The US Supreme Court ruled on June 20 that the Americans with Disabilities Act (ADA) does not protect retirees from changes to their post-employment benefits, after leaving their jobs.
The court ruling sided with the city of Sanford, Florida, rejecting a lawsuit brought by retirees who said their disability benefits were unfairly cut after they left their jobs.
Justice Neil Gorsuch said the ADA’s language “clearly applies in the present tense,” citing that its protections extend only to current employees or those actively seeking work.
“The statute protects people, not benefits,” Gorsuch wrote, underscoring that retirees no longer meet the law’s definition of a “qualified individual.”
The case, Stanley v.
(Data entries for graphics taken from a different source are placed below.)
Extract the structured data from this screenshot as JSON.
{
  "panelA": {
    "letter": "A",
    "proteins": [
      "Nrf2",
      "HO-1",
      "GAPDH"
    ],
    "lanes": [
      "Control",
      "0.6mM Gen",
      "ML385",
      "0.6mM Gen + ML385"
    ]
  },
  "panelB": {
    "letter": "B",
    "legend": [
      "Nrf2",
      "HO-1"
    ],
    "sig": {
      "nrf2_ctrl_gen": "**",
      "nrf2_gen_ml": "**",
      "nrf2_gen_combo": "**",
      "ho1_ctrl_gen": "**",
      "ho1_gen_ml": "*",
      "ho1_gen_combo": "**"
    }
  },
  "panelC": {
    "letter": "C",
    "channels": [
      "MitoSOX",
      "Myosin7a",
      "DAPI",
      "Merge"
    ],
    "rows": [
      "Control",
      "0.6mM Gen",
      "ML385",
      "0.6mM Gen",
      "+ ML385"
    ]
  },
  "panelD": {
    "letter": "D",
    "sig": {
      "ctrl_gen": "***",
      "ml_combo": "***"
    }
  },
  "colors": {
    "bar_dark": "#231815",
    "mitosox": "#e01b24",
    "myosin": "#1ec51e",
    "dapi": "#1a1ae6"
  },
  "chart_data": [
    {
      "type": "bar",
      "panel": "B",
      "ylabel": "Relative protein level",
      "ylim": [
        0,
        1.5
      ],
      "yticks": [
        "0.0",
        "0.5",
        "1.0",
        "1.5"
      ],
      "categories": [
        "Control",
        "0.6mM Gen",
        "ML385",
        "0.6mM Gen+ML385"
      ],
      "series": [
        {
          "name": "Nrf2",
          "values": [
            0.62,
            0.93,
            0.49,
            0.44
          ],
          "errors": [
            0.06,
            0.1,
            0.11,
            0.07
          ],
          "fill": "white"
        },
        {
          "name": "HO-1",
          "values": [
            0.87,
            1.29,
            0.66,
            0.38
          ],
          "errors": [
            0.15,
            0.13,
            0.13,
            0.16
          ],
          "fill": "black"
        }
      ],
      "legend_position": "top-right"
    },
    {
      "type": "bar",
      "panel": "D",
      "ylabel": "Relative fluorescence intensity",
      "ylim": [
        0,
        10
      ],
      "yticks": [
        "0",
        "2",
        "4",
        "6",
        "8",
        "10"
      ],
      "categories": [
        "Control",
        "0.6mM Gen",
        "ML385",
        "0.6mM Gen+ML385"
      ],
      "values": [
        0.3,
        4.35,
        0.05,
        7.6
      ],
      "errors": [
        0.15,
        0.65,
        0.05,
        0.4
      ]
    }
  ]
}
City of Sanford, focused on a group of retired firefighters and other city workers who challenged a policy change that limited health coverage for retirees with disabilities to just two years—down from what had previously extended until Medicare eligibility. The plaintiffs argued the shift disproportionately harmed those who left the workforce due to disability.
Lower courts had been divided on whether the ADA covered former employees.
Disability rights advocates called the decision a step backward. “This leaves a huge population of Americans with disabilities unprotected,” said Laura Gaines, policy director at the National Disability Coalition.
The Court’s majority left the door open for other legal remedies, including under state law or through retirement agreements governed by ERISA. But for now, the ruling narrows the scope of one of the nation’s most important civil rights statutes.
Justice Ketanji Brown Jackson dissented, warning that the decision “creates a dangerous blind spot in the ADA’s framework” and could embolden employers to alter retiree benefits in ways that disproportionately harm workers with disabilities.